Respect to Harry the interviewee for this : "Your financially limited squad, with only youth prospects to call on as reinforcements, did the impossible and won at Forest in this of all seasons. From a neutral fan’s perspective, I hope you really enjoyed a memorable day". Don't worry, we certainly enjoyed it!


terryb added 14:06 - Dec 24
Thank you Harry & Clive.

A far more balanced Ipswich perspective than we used to get from Phil Hamm(?)! I'm certainly impressed with his view of next season if they are relegated. And they do have a chance of staying up. If Bolton could come back from the dead last season, Ipswich MIGHT this season.

I have to say that I have doubts about the result on Wednesday, but I'm hoping that I enjoy the drive back on the A12 more than the visiting fans!

CiderwithRsie added 00:51 - Dec 25
I don't suppose many here have much nice to say about Paul Lambert but that was really interesting thread about what he is doing at Ipswich.

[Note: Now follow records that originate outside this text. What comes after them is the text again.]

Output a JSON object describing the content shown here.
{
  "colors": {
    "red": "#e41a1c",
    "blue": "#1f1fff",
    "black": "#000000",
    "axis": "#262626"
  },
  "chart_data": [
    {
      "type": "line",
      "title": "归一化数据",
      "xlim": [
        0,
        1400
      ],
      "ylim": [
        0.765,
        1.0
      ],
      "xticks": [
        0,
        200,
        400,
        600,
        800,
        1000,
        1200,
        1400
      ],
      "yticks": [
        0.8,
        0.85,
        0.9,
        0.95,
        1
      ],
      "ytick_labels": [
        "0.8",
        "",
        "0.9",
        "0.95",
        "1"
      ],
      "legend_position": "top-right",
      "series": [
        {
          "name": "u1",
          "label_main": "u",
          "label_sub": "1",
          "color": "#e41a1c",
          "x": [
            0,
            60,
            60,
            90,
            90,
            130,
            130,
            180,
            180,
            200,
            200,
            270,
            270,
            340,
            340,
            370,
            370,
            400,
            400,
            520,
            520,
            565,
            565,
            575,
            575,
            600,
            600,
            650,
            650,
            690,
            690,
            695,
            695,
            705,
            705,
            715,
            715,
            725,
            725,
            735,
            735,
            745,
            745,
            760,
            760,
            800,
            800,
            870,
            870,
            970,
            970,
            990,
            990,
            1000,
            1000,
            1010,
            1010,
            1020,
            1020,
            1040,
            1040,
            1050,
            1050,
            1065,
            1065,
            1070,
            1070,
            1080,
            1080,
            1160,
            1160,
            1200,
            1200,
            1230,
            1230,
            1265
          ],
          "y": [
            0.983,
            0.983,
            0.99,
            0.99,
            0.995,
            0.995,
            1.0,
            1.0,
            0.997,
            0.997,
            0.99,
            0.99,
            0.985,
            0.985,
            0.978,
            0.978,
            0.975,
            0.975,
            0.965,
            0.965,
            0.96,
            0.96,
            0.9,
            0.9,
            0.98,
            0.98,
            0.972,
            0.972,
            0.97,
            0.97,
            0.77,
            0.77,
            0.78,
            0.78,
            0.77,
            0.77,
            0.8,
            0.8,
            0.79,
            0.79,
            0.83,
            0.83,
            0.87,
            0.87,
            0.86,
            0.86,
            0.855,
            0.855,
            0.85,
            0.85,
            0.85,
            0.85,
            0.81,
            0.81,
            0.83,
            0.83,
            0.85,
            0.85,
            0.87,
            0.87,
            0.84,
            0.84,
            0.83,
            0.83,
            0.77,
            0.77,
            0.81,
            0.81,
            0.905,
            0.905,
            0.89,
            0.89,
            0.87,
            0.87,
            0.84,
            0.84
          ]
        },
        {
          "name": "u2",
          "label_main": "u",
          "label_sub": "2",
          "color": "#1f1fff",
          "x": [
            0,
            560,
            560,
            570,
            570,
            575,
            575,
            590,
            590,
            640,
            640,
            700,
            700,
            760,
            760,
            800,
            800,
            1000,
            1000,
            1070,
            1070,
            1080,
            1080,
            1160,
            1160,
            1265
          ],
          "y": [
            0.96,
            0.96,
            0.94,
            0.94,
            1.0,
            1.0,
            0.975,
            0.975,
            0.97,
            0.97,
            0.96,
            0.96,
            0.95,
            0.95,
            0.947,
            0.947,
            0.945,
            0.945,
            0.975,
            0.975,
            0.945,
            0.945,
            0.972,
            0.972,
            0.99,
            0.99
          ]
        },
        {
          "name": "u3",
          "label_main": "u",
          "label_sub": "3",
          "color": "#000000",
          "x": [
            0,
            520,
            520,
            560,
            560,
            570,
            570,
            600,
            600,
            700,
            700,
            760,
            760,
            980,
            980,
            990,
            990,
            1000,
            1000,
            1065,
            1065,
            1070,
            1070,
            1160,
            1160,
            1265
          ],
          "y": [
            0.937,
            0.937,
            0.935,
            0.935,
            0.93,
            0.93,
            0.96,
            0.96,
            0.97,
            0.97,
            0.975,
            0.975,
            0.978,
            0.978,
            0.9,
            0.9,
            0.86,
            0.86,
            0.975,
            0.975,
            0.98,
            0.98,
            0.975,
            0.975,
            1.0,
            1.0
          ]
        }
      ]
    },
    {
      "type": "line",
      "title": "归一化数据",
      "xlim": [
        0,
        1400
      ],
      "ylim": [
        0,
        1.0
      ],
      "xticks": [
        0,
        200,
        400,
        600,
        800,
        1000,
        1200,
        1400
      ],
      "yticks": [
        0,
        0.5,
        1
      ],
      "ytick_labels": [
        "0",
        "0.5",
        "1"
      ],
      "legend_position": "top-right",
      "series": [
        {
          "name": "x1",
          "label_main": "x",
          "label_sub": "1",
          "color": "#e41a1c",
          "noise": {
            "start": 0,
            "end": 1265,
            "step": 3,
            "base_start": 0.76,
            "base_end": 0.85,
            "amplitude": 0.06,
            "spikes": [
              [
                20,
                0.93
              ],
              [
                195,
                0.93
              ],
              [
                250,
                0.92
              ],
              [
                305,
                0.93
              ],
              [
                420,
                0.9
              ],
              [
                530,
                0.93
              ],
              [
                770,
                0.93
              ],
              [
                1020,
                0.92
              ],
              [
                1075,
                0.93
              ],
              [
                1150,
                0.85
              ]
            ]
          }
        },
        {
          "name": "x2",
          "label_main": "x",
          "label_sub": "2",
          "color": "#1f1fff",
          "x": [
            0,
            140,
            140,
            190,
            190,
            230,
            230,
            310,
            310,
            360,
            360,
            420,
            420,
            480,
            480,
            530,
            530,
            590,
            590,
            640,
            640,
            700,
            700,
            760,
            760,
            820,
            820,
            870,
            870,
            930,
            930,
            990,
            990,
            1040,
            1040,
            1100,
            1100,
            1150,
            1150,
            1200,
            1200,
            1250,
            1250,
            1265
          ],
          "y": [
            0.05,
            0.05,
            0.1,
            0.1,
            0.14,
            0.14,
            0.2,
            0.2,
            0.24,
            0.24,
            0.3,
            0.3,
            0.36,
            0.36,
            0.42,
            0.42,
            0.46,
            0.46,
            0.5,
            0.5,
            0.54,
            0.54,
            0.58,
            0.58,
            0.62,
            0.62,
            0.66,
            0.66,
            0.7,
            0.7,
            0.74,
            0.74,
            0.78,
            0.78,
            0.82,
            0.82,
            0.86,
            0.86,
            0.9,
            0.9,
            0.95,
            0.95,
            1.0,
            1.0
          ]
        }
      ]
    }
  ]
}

I quite like both East Anglian clubs, so good luck to Ipswich in the New Year. But I want three points off them on Boxing Day and if their keeper can throw three shots from Eze into the net to boost his confidence that'd do nicely.

TacticalR added 13:45 - Dec 26
Thanks to Harry.

Hurst sounds really disastrous. How did he manage to get everything so wrong?

On the surface Evans seems to be doing all the right things (compared to QPR), but perhaps the right thing at one point in time is not the right thing forever.